Signs that you justify/rationalize include:
- You blame others
- You compare yourself to others, whether you put them up or down
- You label yourself: “I’m a good person” or “I’m just a bad person”
- You make excuses
- You deny things that you know are true
- You deal in extreme statements — for example, you minimize your problems and horribilize others’
- You try to convince others that you are right
- You hold different standards for yourself than others
We usually don’t need reasons when we know we’re doing the right thing. I once heard a clinical psychologist whose responsibility was to determine whether inmates were not responsible for their crimes due to a mental inability to understand guilt, right, and wrong.
He said that the way he could tell was if they excused their actions, if they had reasons and rationalizations for why they did it. If they did, that indicated they had a sense of guilt that they understood enough to need to cover it up. The inmates who were actually innocent due to their inability wouldn’t need reasons or excuses for what they did; they just did it.
Justifying your own behavior usually leads to suffering. This type of mental purgatory often shows up as “shoulds,” as in “Well, I should be exercising more, but I just don’t have the time” or “I should be kinder, but he is such a jerk.” “Shoulds” are one way we create our own suffering. Keep an eye out for my upcoming video on how to work with “shoulds.”

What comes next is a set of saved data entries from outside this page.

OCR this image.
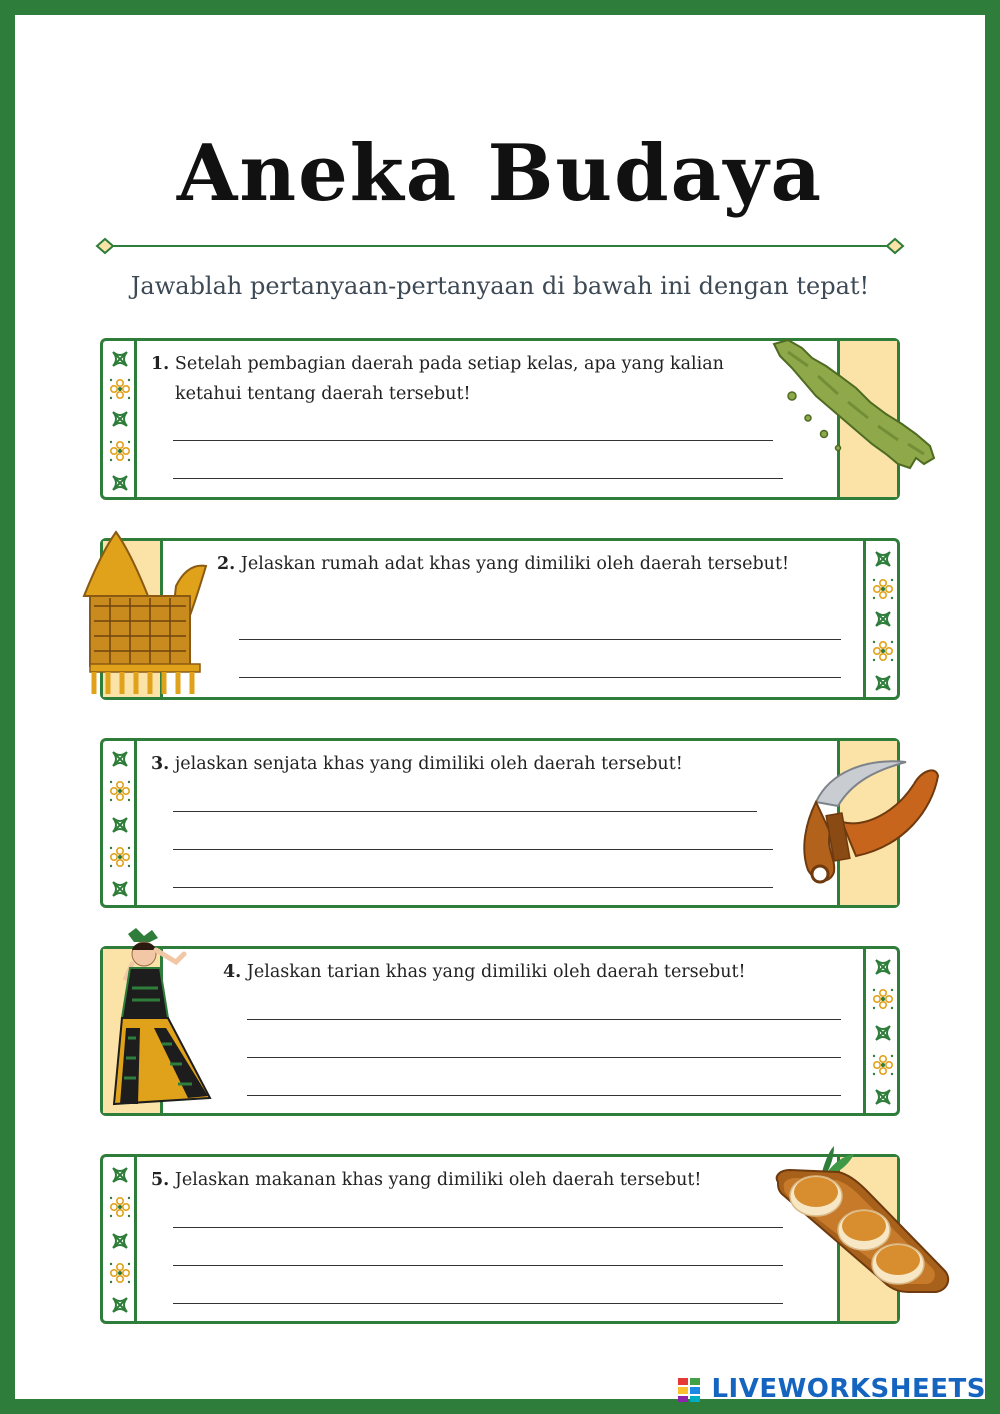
Aneka Budaya
Jawablah pertanyaan-pertanyaan di bawah ini dengan tepat!
1. Setelah pembagian daerah pada setiap kelas, apa yang kalian
ketahui tentang daerah tersebut!
2. Jelaskan rumah adat khas yang dimiliki oleh daerah tersebut!
3. jelaskan senjata khas yang dimiliki oleh daerah tersebut!
4. Jelaskan tarian khas yang dimiliki oleh daerah tersebut!
5. Jelaskan makanan khas yang dimiliki oleh daerah tersebut!
LIVEWORKSHEETS
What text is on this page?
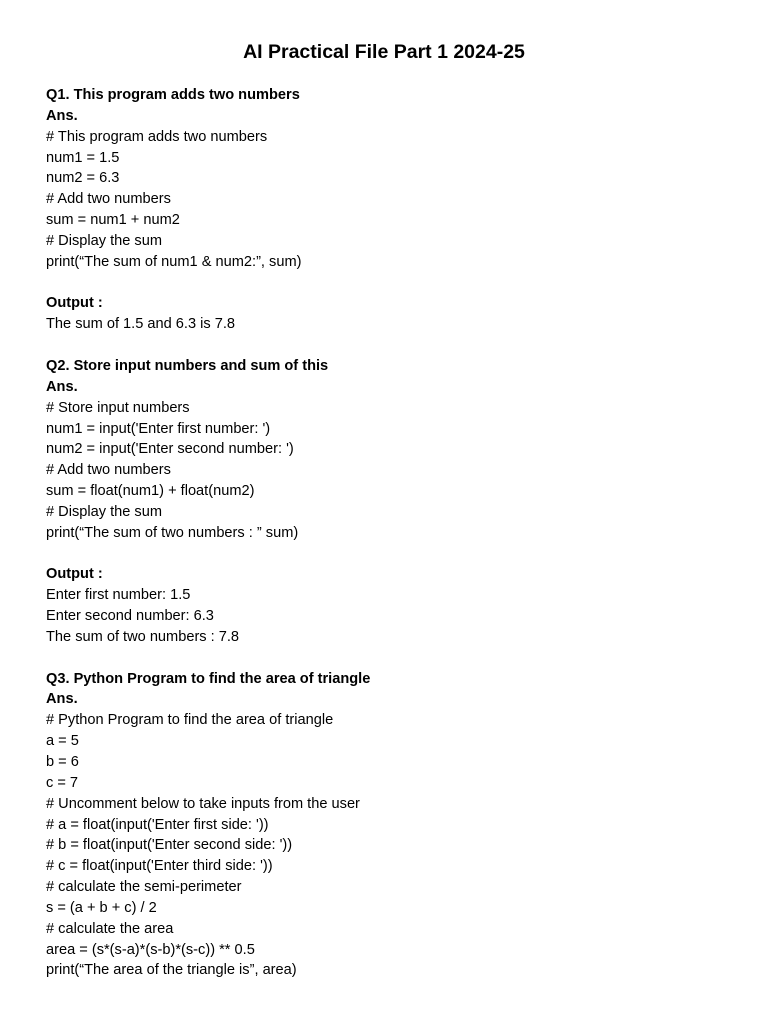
AI Practical File Part 1 2024-25
Q1. This program adds two numbers
Ans.
# This program adds two numbers
num1 = 1.5
num2 = 6.3
# Add two numbers
sum = num1 + num2
# Display the sum
print(“The sum of num1 & num2:”, sum)
Output :
The sum of 1.5 and 6.3 is 7.8
Q2. Store input numbers and sum of this
Ans.
# Store input numbers
num1 = input('Enter first number: ')
num2 = input('Enter second number: ')
# Add two numbers
sum = float(num1) + float(num2)
# Display the sum
print(“The sum of two numbers : ” sum)
Output :
Enter first number: 1.5
Enter second number: 6.3
The sum of two numbers : 7.8
Q3. Python Program to find the area of triangle
Ans.
# Python Program to find the area of triangle
a = 5
b = 6
c = 7
# Uncomment below to take inputs from the user
# a = float(input('Enter first side: '))
# b = float(input('Enter second side: '))
# c = float(input('Enter third side: '))
# calculate the semi-perimeter
s = (a + b + c) / 2
# calculate the area
area = (s*(s-a)*(s-b)*(s-c)) ** 0.5
print(“The area of the triangle is”, area)
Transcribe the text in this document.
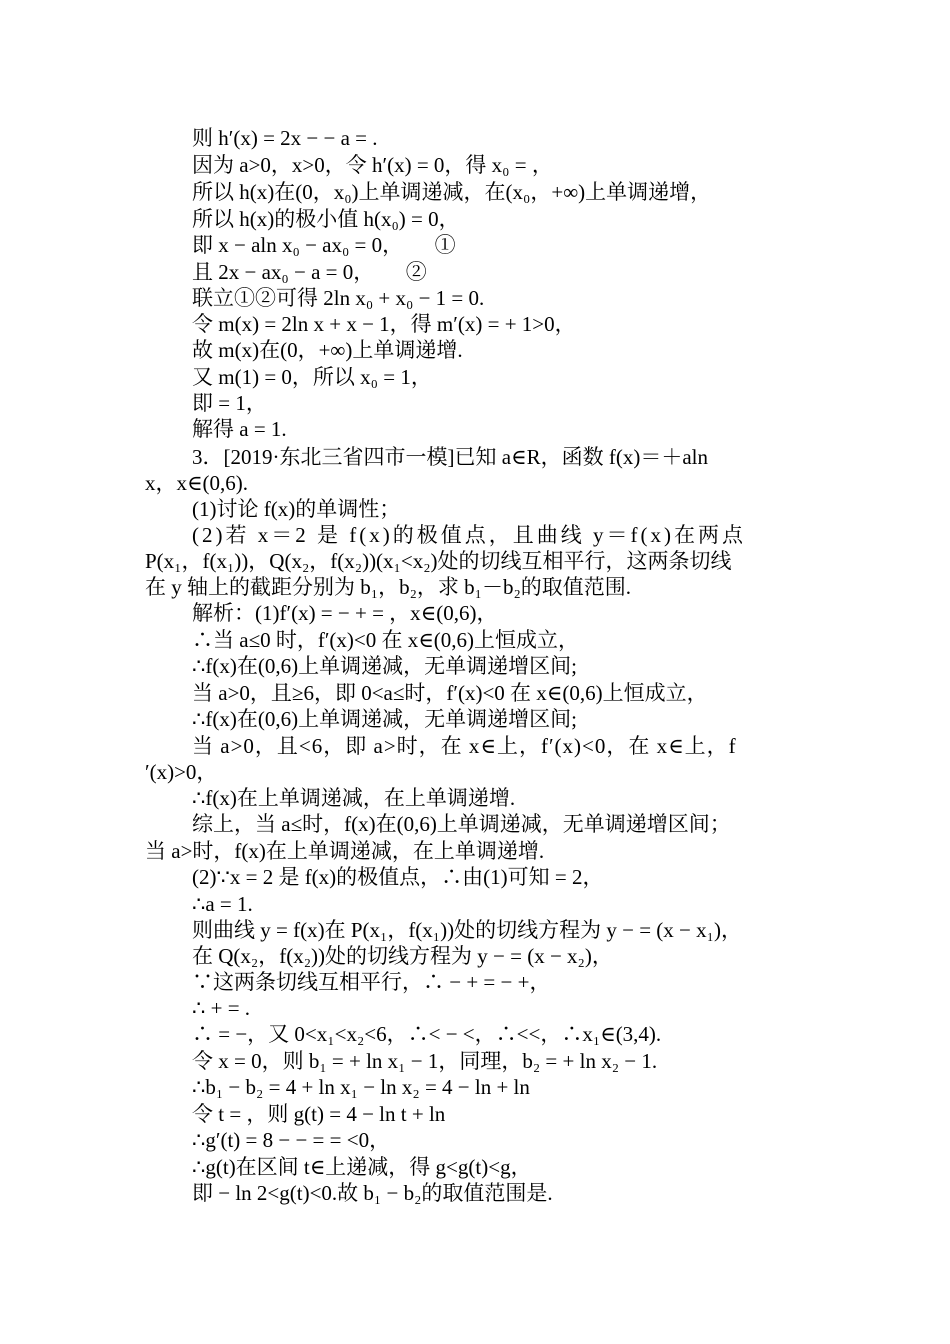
则 h′(x) = 2x − − a = .
因为 a>0，x>0，令 h′(x) = 0，得 x₀ = ，
所以 h(x)在(0，x₀)上单调递减，在(x₀，+∞)上单调递增，
所以 h(x)的极小值 h(x₀) = 0，
即 x − aln x₀ − ax₀ = 0，　　①
且 2x − ax₀ − a = 0，　　②
联立①②可得 2ln x₀ + x₀ − 1 = 0.
令 m(x) = 2ln x + x − 1，得 m′(x) = + 1>0，
故 m(x)在(0，+∞)上单调递增.
又 m(1) = 0，所以 x₀ = 1，
即 = 1，
解得 a = 1.
3．[2019·东北三省四市一模]已知 a∈R，函数 f(x)＝＋aln
x，x∈(0,6).
(1)讨论 f(x)的单调性；
(2)若 x＝2 是 f(x)的极值点，且曲线 y＝f(x)在两点
P(x₁，f(x₁))，Q(x₂，f(x₂))(x₁<x₂)处的切线互相平行，这两条切线
在 y 轴上的截距分别为 b₁，b₂，求 b₁－b₂的取值范围.
解析：(1)f′(x) = − + = ，x∈(0,6)，
∴当 a≤0 时，f′(x)<0 在 x∈(0,6)上恒成立，
∴f(x)在(0,6)上单调递减，无单调递增区间;
当 a>0，且≥6，即 0<a≤时，f′(x)<0 在 x∈(0,6)上恒成立，
∴f(x)在(0,6)上单调递减，无单调递增区间;
当 a>0，且<6，即 a>时，在 x∈上，f′(x)<0，在 x∈上，f
′(x)>0，
∴f(x)在上单调递减，在上单调递增.
综上，当 a≤时，f(x)在(0,6)上单调递减，无单调递增区间；
当 a>时，f(x)在上单调递减，在上单调递增.
(2)∵x = 2 是 f(x)的极值点，∴由(1)可知 = 2，
∴a = 1.
则曲线 y = f(x)在 P(x₁，f(x₁))处的切线方程为 y − = (x − x₁)，
在 Q(x₂，f(x₂))处的切线方程为 y − = (x − x₂)，
∵这两条切线互相平行，∴ − + = − +，
∴ + = .
∴ = −，又 0<x₁<x₂<6，∴< − <，∴<<，∴x₁∈(3,4).
令 x = 0，则 b₁ = + ln x₁ − 1，同理，b₂ = + ln x₂ − 1.
∴b₁ − b₂ = 4 + ln x₁ − ln x₂ = 4 − ln + ln
令 t = ，则 g(t) = 4 − ln t + ln
∴g′(t) = 8 − − = = <0，
∴g(t)在区间 t∈上递减，得 g<g(t)<g，
即 − ln 2<g(t)<0.故 b₁ − b₂的取值范围是.
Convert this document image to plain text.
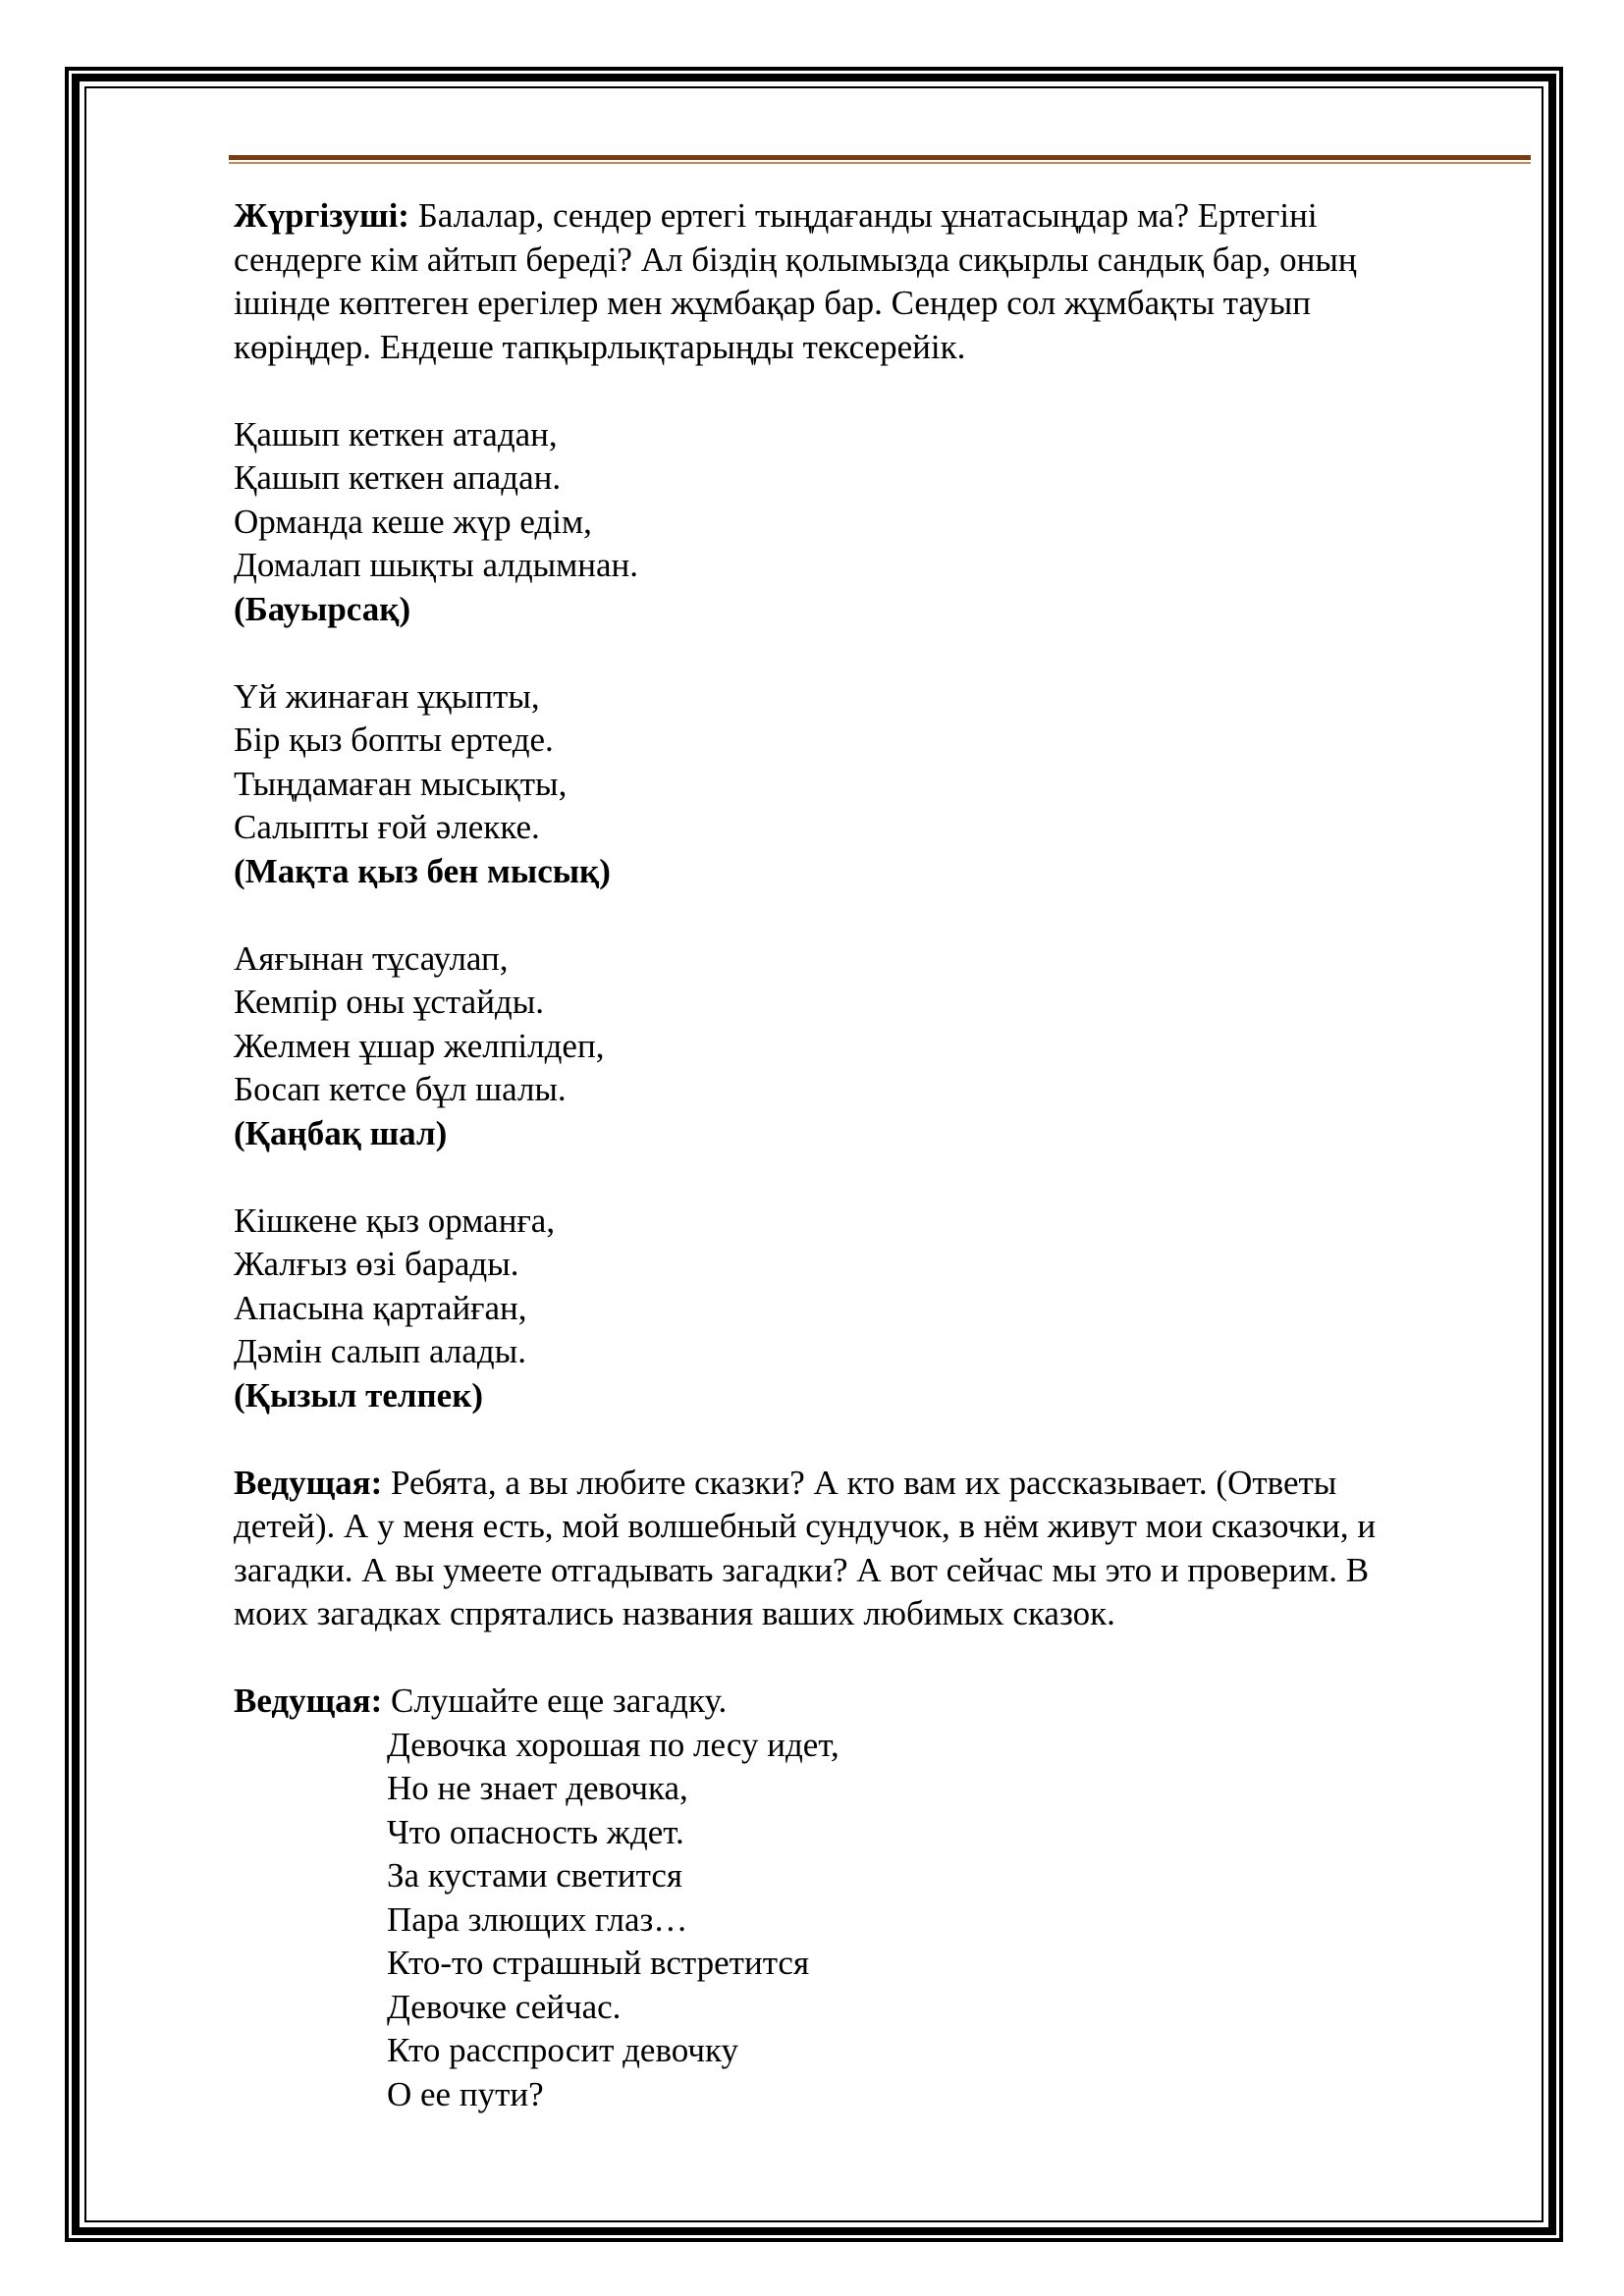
Жүргізуші: Балалар, сендер ертегі тыңдағанды ұнатасыңдар ма? Ертегіні

сендерге кім айтып береді? Ал біздің қолымызда сиқырлы сандық бар, оның

ішінде көптеген ерегілер мен жұмбақар бар. Сендер сол жұмбақты тауып

көріңдер. Ендеше тапқырлықтарыңды тексерейік.

Қашып кеткен атадан,

Қашып кеткен ападан.

Орманда кеше жүр едім,

Домалап шықты алдымнан.

(Бауырсақ)

Үй жинаған ұқыпты,

Бір қыз бопты ертеде.

Тыңдамаған мысықты,

Салыпты ғой әлекке.

(Мақта қыз бен мысық)

Аяғынан тұсаулап,

Кемпір оны ұстайды.

Желмен ұшар желпілдеп,

Босап кетсе бұл шалы.

(Қаңбақ шал)

Кішкене қыз орманға,

Жалғыз өзі барады.

Апасына қартайған,

Дәмін салып алады.

(Қызыл телпек)

Ведущая: Ребята, а вы любите сказки? А кто вам их рассказывает. (Ответы

детей). А у меня есть, мой волшебный сундучок, в нём живут мои сказочки, и

загадки. А вы умеете отгадывать загадки? А вот сейчас мы это и проверим. В

моих загадках спрятались названия ваших любимых сказок.

Ведущая: Слушайте еще загадку.

Девочка хорошая по лесу идет,

Но не знает девочка,

Что опасность ждет.

За кустами светится

Пара злющих глаз…

Кто-то страшный встретится

Девочке сейчас.

Кто расспросит девочку

О ее пути?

But when it comes to cognitive dissonance, it’s best to resolve it through really taking the time to clarify.
Notice what your values are (we’re going to spend time on that in an upcoming video), notice what your thoughts and behaviors are, write about them, don’t allow yourself to make excuses, and choose whether you need to change your thoughts or your behaviors to create more integrity in your life.
Take time regularly to do an inventory with yourself. Once a week or once a day or once a month, take a look at your life and check in: “Am I being the person I believe I should be?” And if not, try to be 1% better each day.
This is all about striving for integrity, working hard to have your actions line up with the kind of person that you want to be. Integrity is the source of self-respect and, in my opinion, essential for fighting depression and anxiety. But nobody’s perfect. I mess up all the time.
For me, this gap, the gap between what is right and what I do, the only way for me to resolve that is through the grace of God and trying hard every day to be humble, willing to change, and as brutally honest with myself as possible.
Summary
- Dissonance is when what we think and what we do have a gap
- Dissonance makes us feel unsettled, guilty, uncertain, fake, or bad about ourselves. It also creates negative physical tension.
- When we resolve dissonance we can feel more peace, like ourselves more, and feel clarity.
- There are 3 ways to resolve dissonance:
- Change how we act
- Change how we think
- Rationalize/justify/trivialize
- What we do with our gaps really matters. It impacts how we feel, our relationships, and our self-esteem. When we catch ourselves with a gap, we can humbly try to improve or we can defensively try to justify ourselves.